К тому времени, когда Тред понес к котлу голый коровий череп, солнце уже садилось. Раздался пронзительный свисток, двое стражников собрали скребки и заключенных Цепочкой увели с полутемного двора. В полном молчании они прошагали обратно в крепость. В их походке чувствовалось оживление, наводящее на мысль о близкой кормежке. Тред почувствовал, что изрядно проголодался. Несмотря на все ужасы, молодой организм требовал пищи.
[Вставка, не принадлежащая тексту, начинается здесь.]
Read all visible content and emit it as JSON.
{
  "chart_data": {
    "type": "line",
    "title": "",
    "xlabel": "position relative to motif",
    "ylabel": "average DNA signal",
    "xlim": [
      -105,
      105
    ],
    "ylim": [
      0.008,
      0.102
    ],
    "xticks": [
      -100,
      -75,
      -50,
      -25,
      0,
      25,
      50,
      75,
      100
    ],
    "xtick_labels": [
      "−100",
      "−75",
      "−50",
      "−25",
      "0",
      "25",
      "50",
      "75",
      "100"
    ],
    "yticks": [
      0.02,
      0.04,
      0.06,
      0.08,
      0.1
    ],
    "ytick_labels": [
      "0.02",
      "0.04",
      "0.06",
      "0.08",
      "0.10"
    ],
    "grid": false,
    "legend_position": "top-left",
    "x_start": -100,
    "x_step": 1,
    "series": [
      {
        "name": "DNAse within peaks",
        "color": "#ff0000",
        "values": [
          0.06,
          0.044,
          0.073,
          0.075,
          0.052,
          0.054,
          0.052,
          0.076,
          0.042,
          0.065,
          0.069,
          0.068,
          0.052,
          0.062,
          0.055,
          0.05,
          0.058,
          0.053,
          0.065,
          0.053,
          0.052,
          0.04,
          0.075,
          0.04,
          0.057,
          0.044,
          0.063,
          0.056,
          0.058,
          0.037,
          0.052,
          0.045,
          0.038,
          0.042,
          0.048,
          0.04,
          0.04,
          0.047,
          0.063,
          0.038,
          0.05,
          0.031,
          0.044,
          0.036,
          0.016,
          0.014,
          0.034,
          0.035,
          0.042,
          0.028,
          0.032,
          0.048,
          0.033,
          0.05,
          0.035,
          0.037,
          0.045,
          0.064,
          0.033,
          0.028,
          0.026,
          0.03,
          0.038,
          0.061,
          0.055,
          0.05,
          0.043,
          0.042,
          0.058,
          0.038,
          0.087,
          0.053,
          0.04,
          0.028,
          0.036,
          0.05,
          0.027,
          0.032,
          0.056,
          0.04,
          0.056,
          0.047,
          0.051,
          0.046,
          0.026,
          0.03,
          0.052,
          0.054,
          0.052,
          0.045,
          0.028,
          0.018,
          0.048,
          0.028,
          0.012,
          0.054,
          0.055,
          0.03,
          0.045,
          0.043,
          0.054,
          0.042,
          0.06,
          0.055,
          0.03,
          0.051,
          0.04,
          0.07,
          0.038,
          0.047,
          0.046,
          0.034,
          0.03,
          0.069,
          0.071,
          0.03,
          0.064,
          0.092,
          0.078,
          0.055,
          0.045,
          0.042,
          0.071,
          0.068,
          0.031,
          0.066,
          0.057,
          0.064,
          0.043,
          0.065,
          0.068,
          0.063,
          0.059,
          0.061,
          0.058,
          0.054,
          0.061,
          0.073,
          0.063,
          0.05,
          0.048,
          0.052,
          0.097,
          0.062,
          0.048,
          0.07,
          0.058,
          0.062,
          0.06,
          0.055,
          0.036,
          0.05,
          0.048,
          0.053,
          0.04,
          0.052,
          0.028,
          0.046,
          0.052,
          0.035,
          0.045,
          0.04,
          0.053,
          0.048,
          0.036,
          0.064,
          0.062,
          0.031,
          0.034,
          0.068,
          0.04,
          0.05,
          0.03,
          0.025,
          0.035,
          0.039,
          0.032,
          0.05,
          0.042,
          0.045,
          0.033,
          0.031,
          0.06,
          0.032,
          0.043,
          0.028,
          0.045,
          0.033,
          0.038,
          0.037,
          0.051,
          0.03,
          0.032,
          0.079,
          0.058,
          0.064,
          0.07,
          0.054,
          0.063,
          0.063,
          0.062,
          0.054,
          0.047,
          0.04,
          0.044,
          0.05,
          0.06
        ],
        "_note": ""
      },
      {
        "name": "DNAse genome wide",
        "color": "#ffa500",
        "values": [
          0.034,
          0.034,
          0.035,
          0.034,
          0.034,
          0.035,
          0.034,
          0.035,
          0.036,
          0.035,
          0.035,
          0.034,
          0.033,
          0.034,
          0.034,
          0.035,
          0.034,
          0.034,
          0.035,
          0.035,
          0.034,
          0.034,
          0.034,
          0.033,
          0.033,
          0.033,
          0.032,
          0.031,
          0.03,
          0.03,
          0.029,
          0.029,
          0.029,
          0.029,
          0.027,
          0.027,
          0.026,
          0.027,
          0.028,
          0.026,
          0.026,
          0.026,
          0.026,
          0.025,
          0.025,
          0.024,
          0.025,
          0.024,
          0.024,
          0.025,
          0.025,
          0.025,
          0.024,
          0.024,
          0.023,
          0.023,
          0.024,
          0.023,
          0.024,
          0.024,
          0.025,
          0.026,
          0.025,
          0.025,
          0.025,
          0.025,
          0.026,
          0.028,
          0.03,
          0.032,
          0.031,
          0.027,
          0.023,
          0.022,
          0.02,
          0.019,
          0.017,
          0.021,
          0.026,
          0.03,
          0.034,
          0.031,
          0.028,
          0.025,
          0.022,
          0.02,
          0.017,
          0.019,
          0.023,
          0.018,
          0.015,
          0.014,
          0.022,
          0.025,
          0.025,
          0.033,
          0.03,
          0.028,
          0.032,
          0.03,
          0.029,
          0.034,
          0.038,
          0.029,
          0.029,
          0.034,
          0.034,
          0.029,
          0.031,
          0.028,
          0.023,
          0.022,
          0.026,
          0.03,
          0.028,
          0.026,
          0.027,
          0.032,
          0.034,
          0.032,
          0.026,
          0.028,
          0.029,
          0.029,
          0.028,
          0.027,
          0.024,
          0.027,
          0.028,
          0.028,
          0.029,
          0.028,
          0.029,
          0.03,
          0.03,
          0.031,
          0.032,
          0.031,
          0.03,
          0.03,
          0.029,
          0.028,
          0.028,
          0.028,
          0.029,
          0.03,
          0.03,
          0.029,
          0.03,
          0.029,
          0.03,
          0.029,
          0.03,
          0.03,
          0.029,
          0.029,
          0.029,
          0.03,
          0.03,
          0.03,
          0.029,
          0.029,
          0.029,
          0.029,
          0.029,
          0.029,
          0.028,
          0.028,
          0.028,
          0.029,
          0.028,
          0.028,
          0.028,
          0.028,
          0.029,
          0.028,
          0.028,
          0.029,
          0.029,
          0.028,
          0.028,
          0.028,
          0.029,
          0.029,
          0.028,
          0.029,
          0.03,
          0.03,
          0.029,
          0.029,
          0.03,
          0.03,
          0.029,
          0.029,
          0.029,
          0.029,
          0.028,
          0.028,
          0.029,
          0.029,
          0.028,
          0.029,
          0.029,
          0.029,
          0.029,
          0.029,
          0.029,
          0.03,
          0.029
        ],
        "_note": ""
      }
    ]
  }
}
Разум готов был отказаться от жизни, но желудок был категорически с ним не согласен.
На плечо опустилась тяжелая рука. Мальчик не глядя понял, кто его остановил.
— А ты обойдешься, — объявил сержант Гульц. Тред не поднимал головы. — Обойдешься, — повторил Гульц. — Твоя норма — десять в час, а ты и половины не сделал. По-твоему, я шутил?
По-моему, все это не слишком смешно. У мальчика хватило благоразумия не раскрывать рта.
— Кто не работает, тот не ест, — слова сержанта прямо-таки подкупали своей новизной. — Но ты можешь посмотреть.
Мальчик прошел еще несколько шагов по коридору. Сержант придержал его за плечо. За высокой дверью помещалась полутемная столовая. Серолицые заключенные сидели рядами на длинных скамьях из сероватых досок, согнувшись над мисками с серой овсянкой, сдобренной гнусно-серыми бобами.
Отвратительное варево, но рот мальчика наполнился слюной. В животе забурчало, и его мучитель это услышал.
— Малютка хочет соску? — поинтересовался сержант. Тред вежливо промолчал. Заключенные тоже молчали.
По-видимому, разговоры за едой не допускались. В сущности, разговоры были запрещены в любое время.
Снова прозвучал свисток, и один из охранников заорал:
— Полы, НА ВЫХОД!
Те покорно поднялись и цепочкой потянулись прочь из зала. Тредэйна пинком втолкнули в камеру, дверь за ним захлопнулась. Холодный сквозняк спасительно остужал кожу. В руке дергало. Оставшись один, Тред ощупал ее в темноте. Под тонкой натянувшейся кожицей переливалась скопившаяся жидкость. Вздувшуюся, отекшую руку все время хотелось трогать. Стоило огромного труда не давить на волдыри пальцами.
Перед глазами стояли мерзкие картины. Растянувшись на тюфяке, мальчик скрылся от них в темном забытьи.